À cela s’ajoute en parallèle la présence efficace de ses deux frères Émile (1845-1933) et Charles (1855-1921). Ce dernier après avoir été plusieurs fois désigné préfet, est nommé par la République Gouverneur de l’Algérie en 1898. Il possède lui aussi depuis 1892 une villa à Valescure (Saint-Raphaël).

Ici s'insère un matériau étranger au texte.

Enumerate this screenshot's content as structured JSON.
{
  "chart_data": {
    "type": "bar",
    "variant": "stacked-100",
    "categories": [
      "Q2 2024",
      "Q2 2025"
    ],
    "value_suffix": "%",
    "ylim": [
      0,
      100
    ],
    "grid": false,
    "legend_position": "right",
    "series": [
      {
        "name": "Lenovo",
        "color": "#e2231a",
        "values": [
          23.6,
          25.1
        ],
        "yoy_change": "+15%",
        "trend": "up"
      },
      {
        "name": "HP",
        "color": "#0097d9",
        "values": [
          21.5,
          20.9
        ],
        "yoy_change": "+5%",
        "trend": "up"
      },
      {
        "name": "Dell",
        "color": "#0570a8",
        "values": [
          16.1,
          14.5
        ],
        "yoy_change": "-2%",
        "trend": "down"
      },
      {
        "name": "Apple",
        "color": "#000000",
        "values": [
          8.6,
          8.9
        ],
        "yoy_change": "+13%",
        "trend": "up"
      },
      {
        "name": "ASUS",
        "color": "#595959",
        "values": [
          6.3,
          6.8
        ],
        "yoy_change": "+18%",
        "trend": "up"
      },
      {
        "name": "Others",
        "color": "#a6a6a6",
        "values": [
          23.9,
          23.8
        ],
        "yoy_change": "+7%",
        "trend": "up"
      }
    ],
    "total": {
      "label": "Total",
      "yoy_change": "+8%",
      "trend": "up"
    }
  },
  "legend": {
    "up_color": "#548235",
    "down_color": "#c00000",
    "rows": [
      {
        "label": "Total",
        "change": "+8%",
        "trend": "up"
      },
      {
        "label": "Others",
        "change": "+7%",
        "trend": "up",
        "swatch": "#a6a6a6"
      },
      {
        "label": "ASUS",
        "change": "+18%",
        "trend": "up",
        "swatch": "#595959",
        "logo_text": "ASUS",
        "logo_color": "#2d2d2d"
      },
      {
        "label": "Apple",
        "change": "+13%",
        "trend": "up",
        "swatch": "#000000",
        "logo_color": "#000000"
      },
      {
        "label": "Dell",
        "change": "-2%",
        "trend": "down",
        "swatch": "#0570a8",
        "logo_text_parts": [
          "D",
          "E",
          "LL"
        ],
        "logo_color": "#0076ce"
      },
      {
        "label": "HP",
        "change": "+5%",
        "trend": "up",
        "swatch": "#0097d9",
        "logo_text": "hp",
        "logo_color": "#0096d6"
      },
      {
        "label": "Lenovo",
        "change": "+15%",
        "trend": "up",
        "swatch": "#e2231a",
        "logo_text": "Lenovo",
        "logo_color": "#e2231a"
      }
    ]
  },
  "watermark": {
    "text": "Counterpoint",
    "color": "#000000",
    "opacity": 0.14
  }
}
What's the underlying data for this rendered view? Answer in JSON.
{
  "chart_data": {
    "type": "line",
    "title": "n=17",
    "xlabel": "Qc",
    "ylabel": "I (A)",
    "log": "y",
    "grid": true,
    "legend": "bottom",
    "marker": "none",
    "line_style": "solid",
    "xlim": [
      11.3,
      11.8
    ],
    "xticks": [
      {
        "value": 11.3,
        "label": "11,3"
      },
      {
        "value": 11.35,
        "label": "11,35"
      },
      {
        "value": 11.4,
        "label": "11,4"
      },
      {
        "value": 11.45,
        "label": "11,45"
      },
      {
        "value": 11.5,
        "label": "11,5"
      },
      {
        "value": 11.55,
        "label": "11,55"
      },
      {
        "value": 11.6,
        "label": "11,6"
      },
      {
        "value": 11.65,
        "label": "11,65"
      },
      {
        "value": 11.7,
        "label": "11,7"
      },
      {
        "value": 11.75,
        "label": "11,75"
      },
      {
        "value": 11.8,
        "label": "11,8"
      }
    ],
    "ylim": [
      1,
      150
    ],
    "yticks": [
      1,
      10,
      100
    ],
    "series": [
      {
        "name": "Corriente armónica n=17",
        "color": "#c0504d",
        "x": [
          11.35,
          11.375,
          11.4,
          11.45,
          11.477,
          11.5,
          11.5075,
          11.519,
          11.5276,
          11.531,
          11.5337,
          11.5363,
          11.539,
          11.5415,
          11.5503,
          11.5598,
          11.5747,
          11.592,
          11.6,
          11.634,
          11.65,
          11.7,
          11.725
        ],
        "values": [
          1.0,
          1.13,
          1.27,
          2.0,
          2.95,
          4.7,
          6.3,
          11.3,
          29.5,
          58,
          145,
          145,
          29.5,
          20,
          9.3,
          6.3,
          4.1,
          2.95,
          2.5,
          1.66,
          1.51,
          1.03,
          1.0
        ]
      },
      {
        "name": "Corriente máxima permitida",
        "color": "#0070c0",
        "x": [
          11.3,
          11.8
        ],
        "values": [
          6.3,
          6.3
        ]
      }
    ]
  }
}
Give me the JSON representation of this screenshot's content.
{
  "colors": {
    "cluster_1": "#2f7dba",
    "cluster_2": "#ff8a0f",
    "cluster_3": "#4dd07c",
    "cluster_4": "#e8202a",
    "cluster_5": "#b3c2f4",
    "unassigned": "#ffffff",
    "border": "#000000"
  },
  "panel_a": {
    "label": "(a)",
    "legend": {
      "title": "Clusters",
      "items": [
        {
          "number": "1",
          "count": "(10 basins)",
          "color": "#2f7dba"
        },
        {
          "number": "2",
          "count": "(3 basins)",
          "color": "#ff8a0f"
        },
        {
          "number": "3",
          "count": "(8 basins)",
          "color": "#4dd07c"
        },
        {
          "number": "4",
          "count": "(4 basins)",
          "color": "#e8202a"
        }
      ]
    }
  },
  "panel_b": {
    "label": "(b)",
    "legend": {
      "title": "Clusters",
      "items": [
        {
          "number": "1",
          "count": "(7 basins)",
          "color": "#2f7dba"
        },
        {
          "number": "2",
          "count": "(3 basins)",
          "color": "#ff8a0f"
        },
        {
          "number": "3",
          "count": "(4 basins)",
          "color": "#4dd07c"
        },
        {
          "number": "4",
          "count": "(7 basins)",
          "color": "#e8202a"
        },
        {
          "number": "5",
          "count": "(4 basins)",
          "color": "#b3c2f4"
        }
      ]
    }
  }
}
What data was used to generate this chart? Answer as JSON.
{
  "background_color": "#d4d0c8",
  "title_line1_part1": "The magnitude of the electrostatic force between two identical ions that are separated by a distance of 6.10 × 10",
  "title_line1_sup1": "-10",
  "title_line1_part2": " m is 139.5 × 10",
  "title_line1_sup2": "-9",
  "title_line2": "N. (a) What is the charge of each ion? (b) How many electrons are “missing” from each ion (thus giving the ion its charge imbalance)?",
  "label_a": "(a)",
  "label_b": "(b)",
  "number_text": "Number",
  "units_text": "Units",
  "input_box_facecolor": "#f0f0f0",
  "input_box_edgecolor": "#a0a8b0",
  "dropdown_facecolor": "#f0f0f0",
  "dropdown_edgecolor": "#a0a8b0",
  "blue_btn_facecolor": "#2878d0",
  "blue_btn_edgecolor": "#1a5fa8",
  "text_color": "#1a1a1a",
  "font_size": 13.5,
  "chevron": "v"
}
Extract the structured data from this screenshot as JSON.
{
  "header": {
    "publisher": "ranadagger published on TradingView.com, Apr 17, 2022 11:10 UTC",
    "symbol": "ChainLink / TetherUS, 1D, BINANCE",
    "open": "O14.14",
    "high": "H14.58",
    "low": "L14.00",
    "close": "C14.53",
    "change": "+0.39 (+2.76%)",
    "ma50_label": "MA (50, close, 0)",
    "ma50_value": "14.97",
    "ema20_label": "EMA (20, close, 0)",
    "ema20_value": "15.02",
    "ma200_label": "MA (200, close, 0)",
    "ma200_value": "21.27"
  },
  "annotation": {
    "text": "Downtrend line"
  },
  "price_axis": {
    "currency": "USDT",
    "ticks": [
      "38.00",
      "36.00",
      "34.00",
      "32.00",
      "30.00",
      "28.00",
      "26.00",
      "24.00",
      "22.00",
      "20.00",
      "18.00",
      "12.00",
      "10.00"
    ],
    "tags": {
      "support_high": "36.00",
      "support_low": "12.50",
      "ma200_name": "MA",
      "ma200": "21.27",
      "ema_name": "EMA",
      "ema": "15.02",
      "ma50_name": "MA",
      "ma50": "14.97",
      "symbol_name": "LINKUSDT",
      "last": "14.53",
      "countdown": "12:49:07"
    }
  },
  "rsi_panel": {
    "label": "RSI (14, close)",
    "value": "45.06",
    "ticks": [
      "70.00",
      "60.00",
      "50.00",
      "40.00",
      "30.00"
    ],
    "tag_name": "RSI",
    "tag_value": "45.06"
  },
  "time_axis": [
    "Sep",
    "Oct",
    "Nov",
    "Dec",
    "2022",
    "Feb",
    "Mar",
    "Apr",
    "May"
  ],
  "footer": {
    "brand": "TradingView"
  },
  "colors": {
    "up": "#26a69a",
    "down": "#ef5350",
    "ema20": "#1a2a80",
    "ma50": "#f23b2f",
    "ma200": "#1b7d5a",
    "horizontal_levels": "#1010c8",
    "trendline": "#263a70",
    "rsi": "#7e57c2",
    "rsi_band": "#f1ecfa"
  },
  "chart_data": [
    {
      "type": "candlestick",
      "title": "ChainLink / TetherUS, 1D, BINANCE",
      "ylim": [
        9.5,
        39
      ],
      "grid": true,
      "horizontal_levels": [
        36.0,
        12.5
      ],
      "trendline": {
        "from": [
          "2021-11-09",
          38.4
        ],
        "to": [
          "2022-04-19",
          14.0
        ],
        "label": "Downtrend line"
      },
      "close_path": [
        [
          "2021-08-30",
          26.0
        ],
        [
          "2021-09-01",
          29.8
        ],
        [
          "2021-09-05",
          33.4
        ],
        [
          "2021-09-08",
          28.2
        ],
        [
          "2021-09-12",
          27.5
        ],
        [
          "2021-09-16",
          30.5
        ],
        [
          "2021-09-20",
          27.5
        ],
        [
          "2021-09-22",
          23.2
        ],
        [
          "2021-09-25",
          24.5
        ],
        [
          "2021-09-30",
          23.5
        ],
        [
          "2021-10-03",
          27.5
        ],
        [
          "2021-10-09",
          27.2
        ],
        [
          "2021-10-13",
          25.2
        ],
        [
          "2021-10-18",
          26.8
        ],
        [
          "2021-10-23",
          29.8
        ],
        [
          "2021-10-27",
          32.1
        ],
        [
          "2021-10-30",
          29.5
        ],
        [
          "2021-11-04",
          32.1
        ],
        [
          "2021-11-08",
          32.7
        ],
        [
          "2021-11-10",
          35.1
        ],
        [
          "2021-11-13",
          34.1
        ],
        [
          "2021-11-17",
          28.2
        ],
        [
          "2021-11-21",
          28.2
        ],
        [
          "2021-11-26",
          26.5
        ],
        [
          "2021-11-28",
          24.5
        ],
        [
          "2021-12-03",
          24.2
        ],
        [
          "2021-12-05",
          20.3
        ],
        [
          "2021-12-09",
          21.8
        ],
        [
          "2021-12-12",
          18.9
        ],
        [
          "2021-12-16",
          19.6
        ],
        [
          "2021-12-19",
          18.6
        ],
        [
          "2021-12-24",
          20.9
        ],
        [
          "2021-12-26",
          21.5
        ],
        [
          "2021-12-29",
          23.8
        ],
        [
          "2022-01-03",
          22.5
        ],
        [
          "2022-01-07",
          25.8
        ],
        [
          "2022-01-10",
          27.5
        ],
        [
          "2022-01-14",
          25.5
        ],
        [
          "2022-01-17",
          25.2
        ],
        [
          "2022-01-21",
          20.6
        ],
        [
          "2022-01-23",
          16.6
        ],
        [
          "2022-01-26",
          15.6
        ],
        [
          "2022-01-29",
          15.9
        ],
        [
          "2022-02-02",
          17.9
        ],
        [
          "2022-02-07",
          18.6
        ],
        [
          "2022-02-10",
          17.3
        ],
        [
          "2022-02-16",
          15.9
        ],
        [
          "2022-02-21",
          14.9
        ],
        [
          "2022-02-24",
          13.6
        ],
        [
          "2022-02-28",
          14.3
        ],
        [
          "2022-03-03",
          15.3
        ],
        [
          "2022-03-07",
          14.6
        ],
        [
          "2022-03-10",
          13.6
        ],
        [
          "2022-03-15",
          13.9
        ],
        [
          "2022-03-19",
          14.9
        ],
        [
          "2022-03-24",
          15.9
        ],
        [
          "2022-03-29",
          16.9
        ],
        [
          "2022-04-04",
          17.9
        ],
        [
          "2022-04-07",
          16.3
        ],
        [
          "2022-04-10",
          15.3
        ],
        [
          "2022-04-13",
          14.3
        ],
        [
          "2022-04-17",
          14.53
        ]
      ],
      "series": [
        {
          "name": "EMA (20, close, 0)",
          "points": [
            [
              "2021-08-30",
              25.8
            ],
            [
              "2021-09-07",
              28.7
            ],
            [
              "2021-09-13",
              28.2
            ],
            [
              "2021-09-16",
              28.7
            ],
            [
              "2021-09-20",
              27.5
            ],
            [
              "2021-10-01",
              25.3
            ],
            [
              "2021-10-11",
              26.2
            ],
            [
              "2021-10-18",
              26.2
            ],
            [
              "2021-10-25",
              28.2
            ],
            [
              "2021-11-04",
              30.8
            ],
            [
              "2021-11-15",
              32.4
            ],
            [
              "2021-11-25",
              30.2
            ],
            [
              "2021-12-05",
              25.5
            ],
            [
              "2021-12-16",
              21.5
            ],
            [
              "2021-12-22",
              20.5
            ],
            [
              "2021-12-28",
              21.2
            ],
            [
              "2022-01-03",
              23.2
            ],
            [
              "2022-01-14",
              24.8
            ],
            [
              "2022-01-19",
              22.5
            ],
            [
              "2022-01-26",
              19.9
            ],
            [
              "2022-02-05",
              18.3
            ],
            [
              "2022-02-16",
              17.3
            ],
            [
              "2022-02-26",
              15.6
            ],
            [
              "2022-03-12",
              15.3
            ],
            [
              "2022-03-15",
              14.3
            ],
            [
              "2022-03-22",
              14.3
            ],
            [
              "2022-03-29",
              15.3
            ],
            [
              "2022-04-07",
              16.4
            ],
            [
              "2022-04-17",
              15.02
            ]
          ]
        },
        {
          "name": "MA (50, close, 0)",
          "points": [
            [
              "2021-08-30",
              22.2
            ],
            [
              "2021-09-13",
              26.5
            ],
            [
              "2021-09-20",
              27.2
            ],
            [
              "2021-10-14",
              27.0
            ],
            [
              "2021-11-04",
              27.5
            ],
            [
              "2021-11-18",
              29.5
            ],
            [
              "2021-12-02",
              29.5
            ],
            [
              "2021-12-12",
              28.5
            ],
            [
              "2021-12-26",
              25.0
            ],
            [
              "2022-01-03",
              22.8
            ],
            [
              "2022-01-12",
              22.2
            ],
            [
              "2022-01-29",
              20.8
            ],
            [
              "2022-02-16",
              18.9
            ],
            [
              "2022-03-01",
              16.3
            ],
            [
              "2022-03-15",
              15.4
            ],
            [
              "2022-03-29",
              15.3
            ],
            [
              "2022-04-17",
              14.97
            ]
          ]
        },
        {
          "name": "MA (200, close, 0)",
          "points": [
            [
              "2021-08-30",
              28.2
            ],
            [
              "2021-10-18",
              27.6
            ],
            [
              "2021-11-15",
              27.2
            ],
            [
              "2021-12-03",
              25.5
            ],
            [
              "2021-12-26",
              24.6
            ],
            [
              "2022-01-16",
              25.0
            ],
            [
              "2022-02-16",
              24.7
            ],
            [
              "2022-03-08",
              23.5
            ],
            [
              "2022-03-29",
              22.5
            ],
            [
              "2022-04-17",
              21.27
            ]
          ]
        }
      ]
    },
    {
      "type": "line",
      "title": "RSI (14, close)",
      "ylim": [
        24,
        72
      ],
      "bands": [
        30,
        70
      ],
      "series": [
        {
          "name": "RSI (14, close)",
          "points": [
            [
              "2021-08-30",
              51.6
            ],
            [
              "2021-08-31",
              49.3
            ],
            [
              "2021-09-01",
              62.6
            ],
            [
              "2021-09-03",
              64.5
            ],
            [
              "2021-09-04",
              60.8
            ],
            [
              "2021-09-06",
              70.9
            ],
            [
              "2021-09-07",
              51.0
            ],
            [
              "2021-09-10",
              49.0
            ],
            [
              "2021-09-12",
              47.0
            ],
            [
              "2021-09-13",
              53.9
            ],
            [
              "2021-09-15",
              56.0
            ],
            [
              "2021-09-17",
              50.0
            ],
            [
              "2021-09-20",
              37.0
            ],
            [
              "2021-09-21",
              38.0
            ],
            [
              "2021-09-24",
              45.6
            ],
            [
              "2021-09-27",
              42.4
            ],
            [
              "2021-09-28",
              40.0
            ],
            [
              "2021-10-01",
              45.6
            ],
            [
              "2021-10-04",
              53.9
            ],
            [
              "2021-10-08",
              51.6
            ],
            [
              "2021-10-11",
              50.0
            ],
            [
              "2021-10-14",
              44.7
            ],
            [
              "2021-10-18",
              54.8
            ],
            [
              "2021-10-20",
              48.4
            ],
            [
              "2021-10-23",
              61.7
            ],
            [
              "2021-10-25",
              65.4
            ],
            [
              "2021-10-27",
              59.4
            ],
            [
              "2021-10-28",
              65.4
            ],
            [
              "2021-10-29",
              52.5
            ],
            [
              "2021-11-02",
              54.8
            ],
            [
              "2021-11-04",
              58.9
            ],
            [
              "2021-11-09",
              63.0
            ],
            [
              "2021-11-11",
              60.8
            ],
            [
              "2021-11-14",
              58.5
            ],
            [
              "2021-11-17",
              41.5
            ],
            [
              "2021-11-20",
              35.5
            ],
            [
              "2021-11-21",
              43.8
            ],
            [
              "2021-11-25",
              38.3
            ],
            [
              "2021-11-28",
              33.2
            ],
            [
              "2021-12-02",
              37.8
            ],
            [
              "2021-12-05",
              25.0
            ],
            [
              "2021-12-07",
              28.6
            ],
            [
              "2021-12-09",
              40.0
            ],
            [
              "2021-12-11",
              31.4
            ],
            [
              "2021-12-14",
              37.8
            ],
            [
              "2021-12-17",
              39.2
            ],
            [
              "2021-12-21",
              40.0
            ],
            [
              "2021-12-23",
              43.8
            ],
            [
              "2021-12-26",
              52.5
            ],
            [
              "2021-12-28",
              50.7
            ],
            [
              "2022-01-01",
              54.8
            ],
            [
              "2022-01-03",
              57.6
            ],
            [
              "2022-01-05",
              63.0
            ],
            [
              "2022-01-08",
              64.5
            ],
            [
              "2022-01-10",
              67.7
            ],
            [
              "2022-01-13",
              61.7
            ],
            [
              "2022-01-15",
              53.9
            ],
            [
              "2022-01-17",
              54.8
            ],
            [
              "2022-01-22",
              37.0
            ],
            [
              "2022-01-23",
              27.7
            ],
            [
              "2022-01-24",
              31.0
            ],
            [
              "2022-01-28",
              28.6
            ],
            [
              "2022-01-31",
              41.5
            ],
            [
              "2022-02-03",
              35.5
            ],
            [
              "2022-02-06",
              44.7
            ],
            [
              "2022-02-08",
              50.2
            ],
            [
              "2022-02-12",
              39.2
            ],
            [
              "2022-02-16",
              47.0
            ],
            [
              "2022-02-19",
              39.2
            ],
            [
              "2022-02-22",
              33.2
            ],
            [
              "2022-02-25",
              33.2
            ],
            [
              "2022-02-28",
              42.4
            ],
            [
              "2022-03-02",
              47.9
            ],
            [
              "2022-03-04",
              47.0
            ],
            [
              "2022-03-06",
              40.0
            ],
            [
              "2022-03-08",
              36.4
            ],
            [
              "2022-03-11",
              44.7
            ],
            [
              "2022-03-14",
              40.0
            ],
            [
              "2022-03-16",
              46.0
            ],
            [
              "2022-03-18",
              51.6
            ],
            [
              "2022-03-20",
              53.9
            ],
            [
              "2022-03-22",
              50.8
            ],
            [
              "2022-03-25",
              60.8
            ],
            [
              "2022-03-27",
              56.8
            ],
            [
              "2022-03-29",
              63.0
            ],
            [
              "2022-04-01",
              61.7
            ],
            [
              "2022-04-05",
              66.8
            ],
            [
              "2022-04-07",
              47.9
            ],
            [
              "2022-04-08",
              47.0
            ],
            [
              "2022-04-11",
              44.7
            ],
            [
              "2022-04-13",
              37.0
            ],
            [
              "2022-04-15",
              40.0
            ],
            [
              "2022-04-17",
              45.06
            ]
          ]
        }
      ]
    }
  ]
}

Notre homme, Auguste Lutaud outre le fait d’être un médecin reconnu et apprécié est aussi un écrivain de grand talent. On lui doit notamment sous le pseudonyme du docteur Minime en 1884, le célèbre ouvrage intitulé : Le Parnasse Hippocratique qui sera réédité en 1896 avec des dessins d’Albert Robida, accompagné du fameux poème de Maurice Bouchor sur la coca. Puis à son retour de l’étranger, le livre ayant pour titre : Les États-Unis en 1900, publié tout d’abord chez la Société d’éditions scientifiques en 1896, puis par Flammarion en 1897. À cela, il faut y ajouter une multitude de traductions d’ouvrages de l’Anglais en Français. Et surtout en 1924 aux Éditions Rhéa : Le crime du Capitaine. (Nous reviendrons plus tard sur cet ouvrage concernant l’affaire Alfred Dreyfus).

Le Crime du Capitaine.

Le Crime du Capitaine Edition Rhea 1924

L’île d’Or.

Une île à l’histoire incroyable : située à l’est de Saint-Raphaël et d’ Agay dans le département du Var, en prolongement du massif du Dramont, l’île est longtemps restée anonyme. C’est en 1897 qu’elle va sortir du néant. En effet, mise aux enchères par l’État, c’est un dénommé Léon Sergent architecte de son état et vice-consul du Royaume-Uni qui en devient le propriétaire. Ce dernier installé dans sa villa Asphodèles à Valescure s’est rendu acquéreur de l’île d’Or pour la modique somme de 280 francs. Soit l’équivalent de 50 bouteilles de vin Mariani de l’époque. L’île change de nouveau de propriétaire au cours d’une partie de cartes dont elle fut l’enjeu en 1909 ! Le Docteur Lutaud en devient le possesseur. Il transforme cet îlot sans prétention en un véritable royaume pour tête couronnée. Grâce à ses revenus confortables, le maître des lieux fait élever à grands frais une tour carrée dite «sarrasine» de quatre étages en pierres rouges de l’Estérel, à l’identique des rochers du site.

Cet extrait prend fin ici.